The fact that Alice Peck Day was excluded from the network of providers set up for 2014 purchasers of coverage from Anthem Blue Cross Blue Shield on New Hampshire’s new Health Insurance Marketplace added to the financial worries at APD, according to the filing. (Alice Peck Day was added to the Anthem health exchange network this year.)
A task force set up by the APD Board of Trustees considered affiliating with a for-profit national hospital chain but “determined that affiliating with an out-of-state organization would not be in the best interests of the Lebanon community,” the filing said.
APD spokesman Peter Glenshaw declined to comment further.
Another task force concluded that the looming loss of its designation as a so-called critical access hospital threatened its “financial survival,” according to the filing.
Critical access hospitals are rural facilities with no more than 25 beds that get reimbursed at higher-than-normal rates for services to patients covered by Medicare, a federal program that insures seniors and some people with disabilities.
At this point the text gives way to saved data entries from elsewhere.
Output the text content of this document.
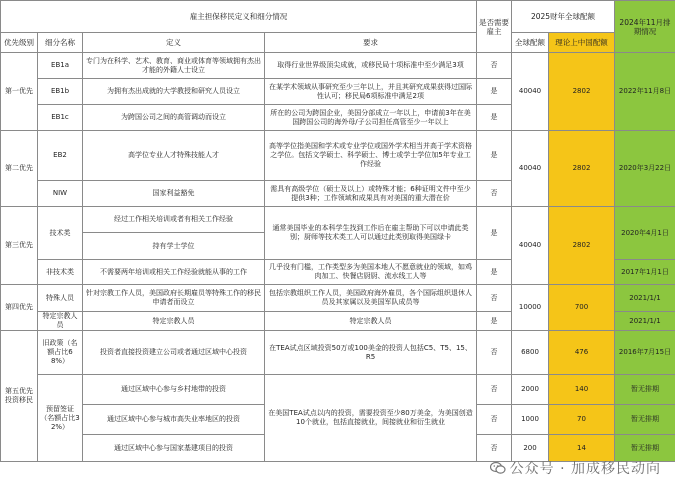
雇主担保移民定义和细分情况				是否需要雇主	2025财年全球配额		2024年11月排期情况
优先级别	细分名称	定义	要求		全球配额	理论上中国配额	
第一优先	EB1a	专门为在科学、艺术、教育、商业或体育等领域拥有杰出才能的外籍人士设立	取得行业世界级顶尖成就，或移民局十项标准中至少满足3项	否	40040	2802	2022年11月8日
	EB1b	为拥有杰出成就的大学教授和研究人员设立	在某学术领域从事研究至少三年以上，并且其研究成果获得过国际性认可；移民局6项标准中满足2项	是			
	EB1c	为跨国公司之间的高管调动而设立	所在的公司为跨国企业，美国分部成立一年以上，申请前3年在美国跨国公司的海外母/子公司担任高管至少一年以上	是			
第二优先	EB2	高学位专业人才特殊技能人才	高等学位指美国和学术或专业学位或国外学术相当并高于学术资格之学位。包括文学硕士、科学硕士、博士或学士学位加5年专业工作经验	是	40040	2802	2020年3月22日
	NIW	国家利益豁免	需具有高级学位（硕士及以上）或特殊才能；6种证明文件中至少提供3种；工作领域和成果具有对美国的重大潜在价	否			
第三优先	技术类	经过工作相关培训或者有相关工作经验	通常美国毕业的本科学生找到工作后在雇主帮助下可以申请此类别；厨师等技术类工人可以通过此类别取得美国绿卡	是	40040	2802	2020年4月1日
		持有学士学位					
	非技术类	不需要两年培训或相关工作经验就能从事的工作	几乎没有门槛，工作类型多为美国本地人不愿意就业的领域，如鸡肉加工、快餐店厨厨、流水线工人等	是			2017年1月1日
第四优先	特殊人员	针对宗教工作人员，美国政府长期雇员等特殊工作的移民申请者而设立	包括宗教组织工作人员，美国政府海外雇员，各个国际组织退休人员及其家属以及美国军队成员等	否	10000	700	2021/1/1
	特定宗教人员	特定宗教人员	特定宗教人员	是			2021/1/1
第五优先投资移民	旧政策（名额占比68%）	投资者直接投资建立公司或者通过区域中心投资	在TEA试点区域投资50万或100美金的投资人包括C5、T5、15、R5	否	6800	476	2016年7月15日
	预留签证（名额占比32%）	通过区域中心参与乡村地带的投资	在美国TEA试点以内的投资，需要投资至少80万美金，为美国创造10个就业，包括直接就业，间接就业和衍生就业	否	2000	140	暂无排期
		通过区域中心参与城市高失业率地区的投资		否	1000	70	暂无排期
		通过区域中心参与国家基建项目的投资		否	200	14	暂无排期
公众号 · 加成移民动向
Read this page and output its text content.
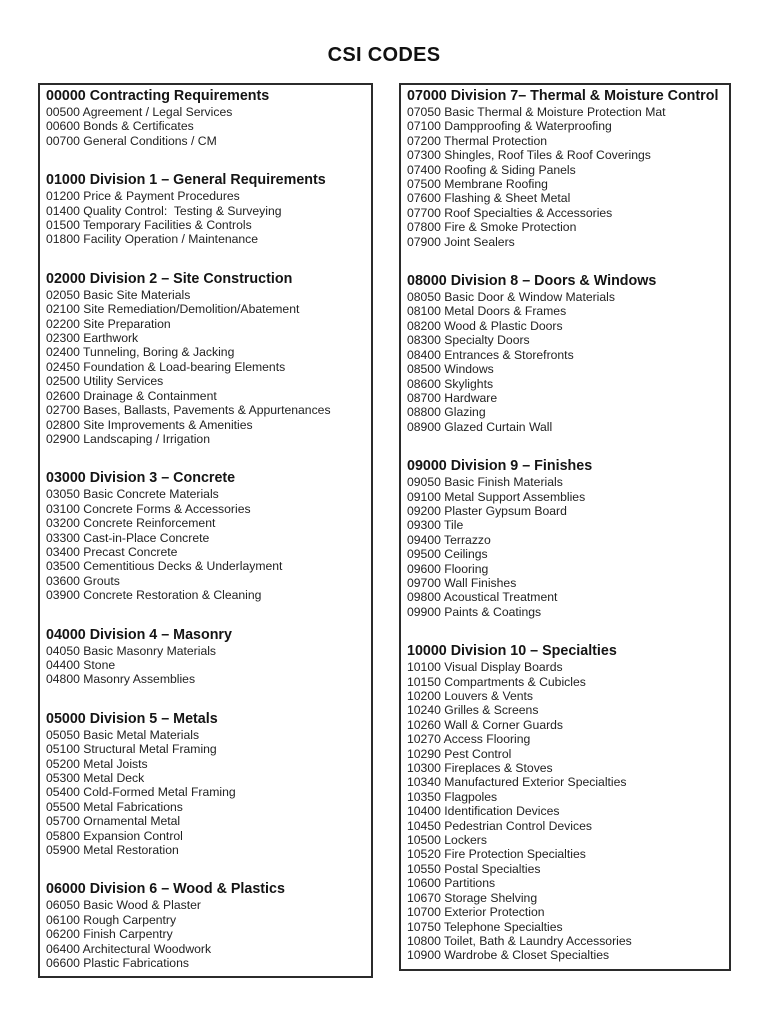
CSI CODES
00000 Contracting Requirements
00500 Agreement / Legal Services
00600 Bonds & Certificates
00700 General Conditions / CM
01000 Division 1 – General Requirements
01200 Price & Payment Procedures
01400 Quality Control:  Testing & Surveying
01500 Temporary Facilities & Controls
01800 Facility Operation / Maintenance
02000 Division 2 – Site Construction
02050 Basic Site Materials
02100 Site Remediation/Demolition/Abatement
02200 Site Preparation
02300 Earthwork
02400 Tunneling, Boring & Jacking
02450 Foundation & Load-bearing Elements
02500 Utility Services
02600 Drainage & Containment
02700 Bases, Ballasts, Pavements & Appurtenances
02800 Site Improvements & Amenities
02900 Landscaping / Irrigation
03000 Division 3 – Concrete
03050 Basic Concrete Materials
03100 Concrete Forms & Accessories
03200 Concrete Reinforcement
03300 Cast-in-Place Concrete
03400 Precast Concrete
03500 Cementitious Decks & Underlayment
03600 Grouts
03900 Concrete Restoration & Cleaning
04000 Division 4 – Masonry
04050 Basic Masonry Materials
04400 Stone
04800 Masonry Assemblies
05000 Division 5 – Metals
05050 Basic Metal Materials
05100 Structural Metal Framing
05200 Metal Joists
05300 Metal Deck
05400 Cold-Formed Metal Framing
05500 Metal Fabrications
05700 Ornamental Metal
05800 Expansion Control
05900 Metal Restoration
06000 Division 6 – Wood & Plastics
06050 Basic Wood & Plaster
06100 Rough Carpentry
06200 Finish Carpentry
06400 Architectural Woodwork
06600 Plastic Fabrications
07000 Division 7– Thermal & Moisture Control
07050 Basic Thermal & Moisture Protection Mat
07100 Dampproofing & Waterproofing
07200 Thermal Protection
07300 Shingles, Roof Tiles & Roof Coverings
07400 Roofing & Siding Panels
07500 Membrane Roofing
07600 Flashing & Sheet Metal
07700 Roof Specialties & Accessories
07800 Fire & Smoke Protection
07900 Joint Sealers
08000 Division 8 – Doors & Windows
08050 Basic Door & Window Materials
08100 Metal Doors & Frames
08200 Wood & Plastic Doors
08300 Specialty Doors
08400 Entrances & Storefronts
08500 Windows
08600 Skylights
08700 Hardware
08800 Glazing
08900 Glazed Curtain Wall
09000 Division 9 – Finishes
09050 Basic Finish Materials
09100 Metal Support Assemblies
09200 Plaster Gypsum Board
09300 Tile
09400 Terrazzo
09500 Ceilings
09600 Flooring
09700 Wall Finishes
09800 Acoustical Treatment
09900 Paints & Coatings
10000 Division 10 – Specialties
10100 Visual Display Boards
10150 Compartments & Cubicles
10200 Louvers & Vents
10240 Grilles & Screens
10260 Wall & Corner Guards
10270 Access Flooring
10290 Pest Control
10300 Fireplaces & Stoves
10340 Manufactured Exterior Specialties
10350 Flagpoles
10400 Identification Devices
10450 Pedestrian Control Devices
10500 Lockers
10520 Fire Protection Specialties
10550 Postal Specialties
10600 Partitions
10670 Storage Shelving
10700 Exterior Protection
10750 Telephone Specialties
10800 Toilet, Bath & Laundry Accessories
10900 Wardrobe & Closet Specialties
In 2013, a report by the inspector general of the U.S. Department of Health and Human Services recommended that the federal government consider excluding from the program some participating hospitals located within 35 miles of another hospital.
That apparently sounded alarms at APD, which is located about 5 miles away from Dartmouth-Hitchcock Medical Center and depended upon the critical access program for about $7.5 million of its $52.4 million in revenue in fiscal year 2013, according to the hospital’s annual report.
While the move to more tightly enforce the so-called distance requirement for critical access hospitals has faded, the courtship between APD and D-H has continued.
Benefits of the new relationship would include a reduction in financial losses now incurred by APD’s obstetrics and emergency departments and a division of labor in which less seriously ill or injured patients would receive care at APD, “thereby freeing space at D-H for the higher acuity patients,” according to the filing.
APD and D-H also aim to integrate their electronic medical records systems, which were obtained from different vendors.
APD was “in maintenance mode with our current system until a plan has been developed to migrate to the” D-H system or some other plan is adopted, according to minutes of the June 2 meeting of APD’s Board of Trustees.
Under the affiliation agreement, D-H will appoint one-third of the members of the APD board of trustees and sign off on the rest as well as on the smaller hospital’s budget and strategy.
Beginning in 2018, D-H will also have the power to appoint and remove the APD chief executive.
The APD board will be able to block changes in services at the hospital during the first 12 months after affiliation, but after that will only be guaranteed the “opportunity for meaningful input and recommendations.”
Alice Peck Day Lifecare, the affiliated nonprofit that operates two senior housing facilities on a 23-acre parcel adjacent to the hospital, will not become a D-H affiliate. Despite that, the new deal has been embraced by the affected seniors, according to the filing.
“Residents of Harvest Hill and The Woodlands, who would also be impacted if APDMH were to cease to exist, appear generally supportive of the proposed affiliation,” it said.